During a climate disaster, access to such services becomes especially critical. Who will be turned away from care when they have been impacted by a wildfire? Who will be left exposed during a heat wave because the designated cooling site is a non-inclusive church? What does it look like when our emergency first responders are police officers and need to interact with transwomen of color? The World Health Organization has also spoken about the increase in gender-based domestic violence reported after catastrophes. The impacts of gender-based violence facing LGBTQ+ people are thought to be multiplied when compared to their straight, cisgender counterparts. Where, then, can this community turn to for safety and security when the amount and intensity of disasters continues to increase under climate change?
All of these factors further increase the vulnerability of LGBTQ+ people to climate change-induced hazards, and are not accounted for in current climate adaptation and disaster planning efforts. This leaves an entire population of people with inadequate support from the public and nonprofit sectors. However, it is important to recognize that not all LGBTQ+ people face the same level of discrimination and marginalization. Being white, affluent, able-bodied, cisgender, male-identifying, and so on reduces your vulnerability and helps you be more resilient because you likely face less discrimination and have better access to resources, both generally and in a crisis.
The City of Oakland’s 2017-2018 Energy and Climate Action Plan states that it will continue to improve its response to social inequity. We must hold Oakland accountable to its promise, and call for the inclusion of LGBTQ+ people in both its Equity Indicators Report analyses and in the upcoming release of this plan. Queerphobia is real, so LGBTQ+ friendly homeless shelters and disaster relief sites must be made readily available and accessible. Medical centers providing services during climate catastrophes must be equipped and willing to competently treat this population. We as a society need to reevaluate the role of police as first responders during disasters.
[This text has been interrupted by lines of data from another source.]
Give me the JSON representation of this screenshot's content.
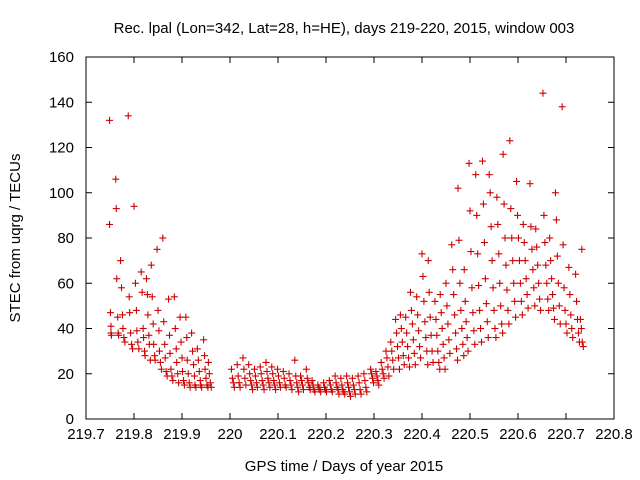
{
  "chart_data": {
    "type": "scatter",
    "title": "Rec. lpal (Lon=342, Lat=28, h=HE), days 219-220, 2015, window 003",
    "xlabel": "GPS time / Days of year 2015",
    "ylabel": "STEC from uqrg / TECUs",
    "xlim": [
      219.7,
      220.8
    ],
    "ylim": [
      0,
      160
    ],
    "xticks": [
      219.7,
      219.8,
      219.9,
      220,
      220.1,
      220.2,
      220.3,
      220.4,
      220.5,
      220.6,
      220.7,
      220.8
    ],
    "xtick_labels": [
      "219.7",
      "219.8",
      "219.9",
      "220",
      "220.1",
      "220.2",
      "220.3",
      "220.4",
      "220.5",
      "220.6",
      "220.7",
      "220.8"
    ],
    "yticks": [
      0,
      20,
      40,
      60,
      80,
      100,
      120,
      140,
      160
    ],
    "ytick_labels": [
      "0",
      "20",
      "40",
      "60",
      "80",
      "100",
      "120",
      "140",
      "160"
    ],
    "grid": false,
    "marker": "+",
    "color": "#cc0000",
    "points": [
      [
        219.749,
        132
      ],
      [
        219.749,
        86
      ],
      [
        219.751,
        47
      ],
      [
        219.752,
        41
      ],
      [
        219.752,
        38
      ],
      [
        219.753,
        37
      ],
      [
        219.762,
        106
      ],
      [
        219.763,
        93
      ],
      [
        219.764,
        62
      ],
      [
        219.766,
        45
      ],
      [
        219.767,
        38
      ],
      [
        219.768,
        37
      ],
      [
        219.772,
        70
      ],
      [
        219.774,
        58
      ],
      [
        219.776,
        46
      ],
      [
        219.777,
        40
      ],
      [
        219.779,
        36
      ],
      [
        219.781,
        34
      ],
      [
        219.788,
        134
      ],
      [
        219.79,
        54
      ],
      [
        219.791,
        47
      ],
      [
        219.793,
        38
      ],
      [
        219.795,
        33
      ],
      [
        219.797,
        31
      ],
      [
        219.8,
        94
      ],
      [
        219.803,
        60
      ],
      [
        219.805,
        48
      ],
      [
        219.806,
        39
      ],
      [
        219.808,
        34
      ],
      [
        219.81,
        31
      ],
      [
        219.815,
        65
      ],
      [
        219.817,
        56
      ],
      [
        219.819,
        40
      ],
      [
        219.82,
        36
      ],
      [
        219.822,
        30
      ],
      [
        219.823,
        28
      ],
      [
        219.826,
        62
      ],
      [
        219.828,
        55
      ],
      [
        219.829,
        46
      ],
      [
        219.831,
        37
      ],
      [
        219.832,
        33
      ],
      [
        219.834,
        26
      ],
      [
        219.836,
        68
      ],
      [
        219.838,
        54
      ],
      [
        219.84,
        42
      ],
      [
        219.841,
        33
      ],
      [
        219.843,
        28
      ],
      [
        219.844,
        26
      ],
      [
        219.848,
        75
      ],
      [
        219.85,
        48
      ],
      [
        219.852,
        39
      ],
      [
        219.853,
        30
      ],
      [
        219.855,
        25
      ],
      [
        219.857,
        22
      ],
      [
        219.86,
        80
      ],
      [
        219.862,
        43
      ],
      [
        219.864,
        33
      ],
      [
        219.865,
        27
      ],
      [
        219.867,
        21
      ],
      [
        219.869,
        19
      ],
      [
        219.872,
        53
      ],
      [
        219.874,
        37
      ],
      [
        219.875,
        29
      ],
      [
        219.877,
        22
      ],
      [
        219.879,
        19
      ],
      [
        219.881,
        17
      ],
      [
        219.884,
        54
      ],
      [
        219.886,
        40
      ],
      [
        219.888,
        31
      ],
      [
        219.889,
        25
      ],
      [
        219.891,
        20
      ],
      [
        219.893,
        16
      ],
      [
        219.896,
        45
      ],
      [
        219.898,
        34
      ],
      [
        219.9,
        27
      ],
      [
        219.901,
        21
      ],
      [
        219.903,
        17
      ],
      [
        219.905,
        15
      ],
      [
        219.908,
        45
      ],
      [
        219.91,
        36
      ],
      [
        219.911,
        26
      ],
      [
        219.913,
        20
      ],
      [
        219.915,
        16
      ],
      [
        219.917,
        14
      ],
      [
        219.92,
        38
      ],
      [
        219.922,
        30
      ],
      [
        219.924,
        24
      ],
      [
        219.926,
        19
      ],
      [
        219.927,
        15
      ],
      [
        219.929,
        14
      ],
      [
        219.932,
        31
      ],
      [
        219.934,
        26
      ],
      [
        219.936,
        21
      ],
      [
        219.938,
        17
      ],
      [
        219.939,
        15
      ],
      [
        219.941,
        14
      ],
      [
        219.945,
        35
      ],
      [
        219.947,
        28
      ],
      [
        219.948,
        22
      ],
      [
        219.95,
        18
      ],
      [
        219.952,
        15
      ],
      [
        219.954,
        14
      ],
      [
        219.955,
        25
      ],
      [
        219.957,
        20
      ],
      [
        219.959,
        16
      ],
      [
        219.961,
        14
      ],
      [
        220.003,
        22
      ],
      [
        220.005,
        18
      ],
      [
        220.007,
        16
      ],
      [
        220.009,
        14
      ],
      [
        220.015,
        24
      ],
      [
        220.017,
        19
      ],
      [
        220.019,
        16
      ],
      [
        220.021,
        14
      ],
      [
        220.027,
        27
      ],
      [
        220.029,
        22
      ],
      [
        220.031,
        18
      ],
      [
        220.033,
        15
      ],
      [
        220.039,
        24
      ],
      [
        220.041,
        20
      ],
      [
        220.043,
        17
      ],
      [
        220.045,
        15
      ],
      [
        220.047,
        13
      ],
      [
        220.051,
        22
      ],
      [
        220.053,
        19
      ],
      [
        220.055,
        16
      ],
      [
        220.057,
        14
      ],
      [
        220.063,
        23
      ],
      [
        220.065,
        20
      ],
      [
        220.067,
        17
      ],
      [
        220.069,
        15
      ],
      [
        220.071,
        13
      ],
      [
        220.075,
        25
      ],
      [
        220.077,
        21
      ],
      [
        220.079,
        18
      ],
      [
        220.081,
        16
      ],
      [
        220.083,
        14
      ],
      [
        220.087,
        23
      ],
      [
        220.089,
        20
      ],
      [
        220.091,
        17
      ],
      [
        220.093,
        15
      ],
      [
        220.095,
        13
      ],
      [
        220.099,
        22
      ],
      [
        220.101,
        19
      ],
      [
        220.103,
        16
      ],
      [
        220.105,
        14
      ],
      [
        220.111,
        21
      ],
      [
        220.113,
        18
      ],
      [
        220.115,
        15
      ],
      [
        220.117,
        14
      ],
      [
        220.123,
        20
      ],
      [
        220.125,
        17
      ],
      [
        220.127,
        15
      ],
      [
        220.129,
        13
      ],
      [
        220.135,
        26
      ],
      [
        220.137,
        19
      ],
      [
        220.139,
        16
      ],
      [
        220.141,
        14
      ],
      [
        220.143,
        12
      ],
      [
        220.147,
        19
      ],
      [
        220.149,
        17
      ],
      [
        220.151,
        15
      ],
      [
        220.153,
        13
      ],
      [
        220.159,
        22
      ],
      [
        220.161,
        18
      ],
      [
        220.163,
        16
      ],
      [
        220.165,
        14
      ],
      [
        220.167,
        13
      ],
      [
        220.171,
        17
      ],
      [
        220.173,
        15
      ],
      [
        220.175,
        13
      ],
      [
        220.177,
        12
      ],
      [
        220.183,
        15
      ],
      [
        220.185,
        14
      ],
      [
        220.187,
        13
      ],
      [
        220.189,
        12
      ],
      [
        220.195,
        16
      ],
      [
        220.197,
        14
      ],
      [
        220.199,
        13
      ],
      [
        220.201,
        12
      ],
      [
        220.207,
        17
      ],
      [
        220.209,
        15
      ],
      [
        220.211,
        13
      ],
      [
        220.213,
        12
      ],
      [
        220.219,
        19
      ],
      [
        220.221,
        16
      ],
      [
        220.223,
        14
      ],
      [
        220.225,
        13
      ],
      [
        220.227,
        11
      ],
      [
        220.231,
        18
      ],
      [
        220.233,
        15
      ],
      [
        220.235,
        13
      ],
      [
        220.237,
        12
      ],
      [
        220.239,
        11
      ],
      [
        220.243,
        19
      ],
      [
        220.245,
        16
      ],
      [
        220.247,
        14
      ],
      [
        220.249,
        12
      ],
      [
        220.251,
        10
      ],
      [
        220.255,
        18
      ],
      [
        220.257,
        15
      ],
      [
        220.259,
        13
      ],
      [
        220.261,
        11
      ],
      [
        220.267,
        19
      ],
      [
        220.269,
        16
      ],
      [
        220.271,
        13
      ],
      [
        220.273,
        11
      ],
      [
        220.279,
        20
      ],
      [
        220.281,
        17
      ],
      [
        220.283,
        14
      ],
      [
        220.285,
        12
      ],
      [
        220.293,
        22
      ],
      [
        220.295,
        20
      ],
      [
        220.297,
        18
      ],
      [
        220.299,
        16
      ],
      [
        220.304,
        21
      ],
      [
        220.306,
        19
      ],
      [
        220.308,
        17
      ],
      [
        220.31,
        15
      ],
      [
        220.315,
        25
      ],
      [
        220.317,
        22
      ],
      [
        220.319,
        20
      ],
      [
        220.321,
        18
      ],
      [
        220.325,
        30
      ],
      [
        220.327,
        27
      ],
      [
        220.329,
        23
      ],
      [
        220.331,
        19
      ],
      [
        220.335,
        34
      ],
      [
        220.337,
        30
      ],
      [
        220.339,
        26
      ],
      [
        220.341,
        22
      ],
      [
        220.345,
        44
      ],
      [
        220.347,
        38
      ],
      [
        220.349,
        32
      ],
      [
        220.351,
        27
      ],
      [
        220.353,
        22
      ],
      [
        220.355,
        46
      ],
      [
        220.357,
        40
      ],
      [
        220.359,
        34
      ],
      [
        220.361,
        28
      ],
      [
        220.363,
        24
      ],
      [
        220.366,
        45
      ],
      [
        220.368,
        38
      ],
      [
        220.37,
        32
      ],
      [
        220.372,
        27
      ],
      [
        220.374,
        23
      ],
      [
        220.376,
        56
      ],
      [
        220.378,
        48
      ],
      [
        220.38,
        42
      ],
      [
        220.382,
        35
      ],
      [
        220.384,
        29
      ],
      [
        220.386,
        24
      ],
      [
        220.389,
        54
      ],
      [
        220.391,
        46
      ],
      [
        220.393,
        39
      ],
      [
        220.395,
        32
      ],
      [
        220.397,
        27
      ],
      [
        220.4,
        73
      ],
      [
        220.402,
        63
      ],
      [
        220.404,
        52
      ],
      [
        220.406,
        43
      ],
      [
        220.408,
        36
      ],
      [
        220.41,
        30
      ],
      [
        220.412,
        24
      ],
      [
        220.413,
        70
      ],
      [
        220.415,
        56
      ],
      [
        220.417,
        45
      ],
      [
        220.419,
        37
      ],
      [
        220.421,
        30
      ],
      [
        220.423,
        25
      ],
      [
        220.427,
        52
      ],
      [
        220.429,
        44
      ],
      [
        220.431,
        37
      ],
      [
        220.433,
        30
      ],
      [
        220.435,
        25
      ],
      [
        220.437,
        22
      ],
      [
        220.438,
        55
      ],
      [
        220.44,
        47
      ],
      [
        220.442,
        40
      ],
      [
        220.444,
        33
      ],
      [
        220.446,
        27
      ],
      [
        220.448,
        22
      ],
      [
        220.45,
        60
      ],
      [
        220.452,
        50
      ],
      [
        220.454,
        42
      ],
      [
        220.456,
        35
      ],
      [
        220.458,
        29
      ],
      [
        220.462,
        77
      ],
      [
        220.464,
        66
      ],
      [
        220.466,
        55
      ],
      [
        220.468,
        46
      ],
      [
        220.47,
        38
      ],
      [
        220.472,
        31
      ],
      [
        220.474,
        26
      ],
      [
        220.475,
        102
      ],
      [
        220.477,
        79
      ],
      [
        220.479,
        60
      ],
      [
        220.481,
        48
      ],
      [
        220.483,
        40
      ],
      [
        220.485,
        33
      ],
      [
        220.487,
        28
      ],
      [
        220.488,
        66
      ],
      [
        220.49,
        52
      ],
      [
        220.492,
        43
      ],
      [
        220.494,
        36
      ],
      [
        220.496,
        30
      ],
      [
        220.498,
        113
      ],
      [
        220.5,
        92
      ],
      [
        220.502,
        74
      ],
      [
        220.504,
        58
      ],
      [
        220.506,
        47
      ],
      [
        220.508,
        39
      ],
      [
        220.51,
        33
      ],
      [
        220.512,
        108
      ],
      [
        220.514,
        90
      ],
      [
        220.516,
        73
      ],
      [
        220.518,
        59
      ],
      [
        220.52,
        48
      ],
      [
        220.522,
        40
      ],
      [
        220.524,
        34
      ],
      [
        220.526,
        114
      ],
      [
        220.528,
        95
      ],
      [
        220.53,
        78
      ],
      [
        220.532,
        62
      ],
      [
        220.534,
        51
      ],
      [
        220.536,
        43
      ],
      [
        220.538,
        36
      ],
      [
        220.54,
        108
      ],
      [
        220.542,
        100
      ],
      [
        220.544,
        85
      ],
      [
        220.546,
        70
      ],
      [
        220.548,
        58
      ],
      [
        220.55,
        48
      ],
      [
        220.552,
        40
      ],
      [
        220.554,
        36
      ],
      [
        220.556,
        98
      ],
      [
        220.558,
        86
      ],
      [
        220.56,
        73
      ],
      [
        220.562,
        60
      ],
      [
        220.564,
        50
      ],
      [
        220.566,
        42
      ],
      [
        220.568,
        38
      ],
      [
        220.569,
        117
      ],
      [
        220.571,
        95
      ],
      [
        220.573,
        80
      ],
      [
        220.575,
        68
      ],
      [
        220.577,
        57
      ],
      [
        220.579,
        48
      ],
      [
        220.581,
        42
      ],
      [
        220.583,
        123
      ],
      [
        220.585,
        93
      ],
      [
        220.587,
        80
      ],
      [
        220.589,
        70
      ],
      [
        220.591,
        60
      ],
      [
        220.593,
        52
      ],
      [
        220.595,
        45
      ],
      [
        220.597,
        105
      ],
      [
        220.599,
        90
      ],
      [
        220.601,
        80
      ],
      [
        220.603,
        70
      ],
      [
        220.605,
        60
      ],
      [
        220.607,
        52
      ],
      [
        220.609,
        46
      ],
      [
        220.611,
        86
      ],
      [
        220.613,
        78
      ],
      [
        220.615,
        70
      ],
      [
        220.617,
        62
      ],
      [
        220.619,
        55
      ],
      [
        220.621,
        49
      ],
      [
        220.625,
        104
      ],
      [
        220.627,
        85
      ],
      [
        220.629,
        75
      ],
      [
        220.631,
        66
      ],
      [
        220.633,
        58
      ],
      [
        220.635,
        50
      ],
      [
        220.637,
        84
      ],
      [
        220.639,
        76
      ],
      [
        220.641,
        68
      ],
      [
        220.643,
        60
      ],
      [
        220.645,
        53
      ],
      [
        220.647,
        48
      ],
      [
        220.652,
        144
      ],
      [
        220.654,
        90
      ],
      [
        220.656,
        78
      ],
      [
        220.658,
        68
      ],
      [
        220.66,
        60
      ],
      [
        220.662,
        53
      ],
      [
        220.664,
        48
      ],
      [
        220.666,
        80
      ],
      [
        220.668,
        70
      ],
      [
        220.67,
        62
      ],
      [
        220.672,
        55
      ],
      [
        220.674,
        49
      ],
      [
        220.676,
        44
      ],
      [
        220.678,
        100
      ],
      [
        220.68,
        88
      ],
      [
        220.682,
        72
      ],
      [
        220.684,
        60
      ],
      [
        220.686,
        50
      ],
      [
        220.688,
        42
      ],
      [
        220.692,
        138
      ],
      [
        220.694,
        77
      ],
      [
        220.696,
        58
      ],
      [
        220.698,
        48
      ],
      [
        220.7,
        42
      ],
      [
        220.702,
        38
      ],
      [
        220.706,
        67
      ],
      [
        220.708,
        55
      ],
      [
        220.71,
        46
      ],
      [
        220.712,
        40
      ],
      [
        220.714,
        36
      ],
      [
        220.72,
        64
      ],
      [
        220.722,
        52
      ],
      [
        220.724,
        44
      ],
      [
        220.726,
        38
      ],
      [
        220.728,
        34
      ],
      [
        220.73,
        44
      ],
      [
        220.732,
        40
      ],
      [
        220.733,
        75
      ],
      [
        220.734,
        34
      ],
      [
        220.736,
        32
      ]
    ]
  }
}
We need government officials at all levels to be intentional about including the unique, specific environmental health challenges as well as specific types of discrimination facing LGBTQ+ people (and especially those of color) in their climate adaptation policies and readiness plans. It is the public duty of ALL off our municipalities to care for ALL of their residents in the midst of climate change. Otherwise, California will be further complicit in enacting more violence upon a population that is already marginalized.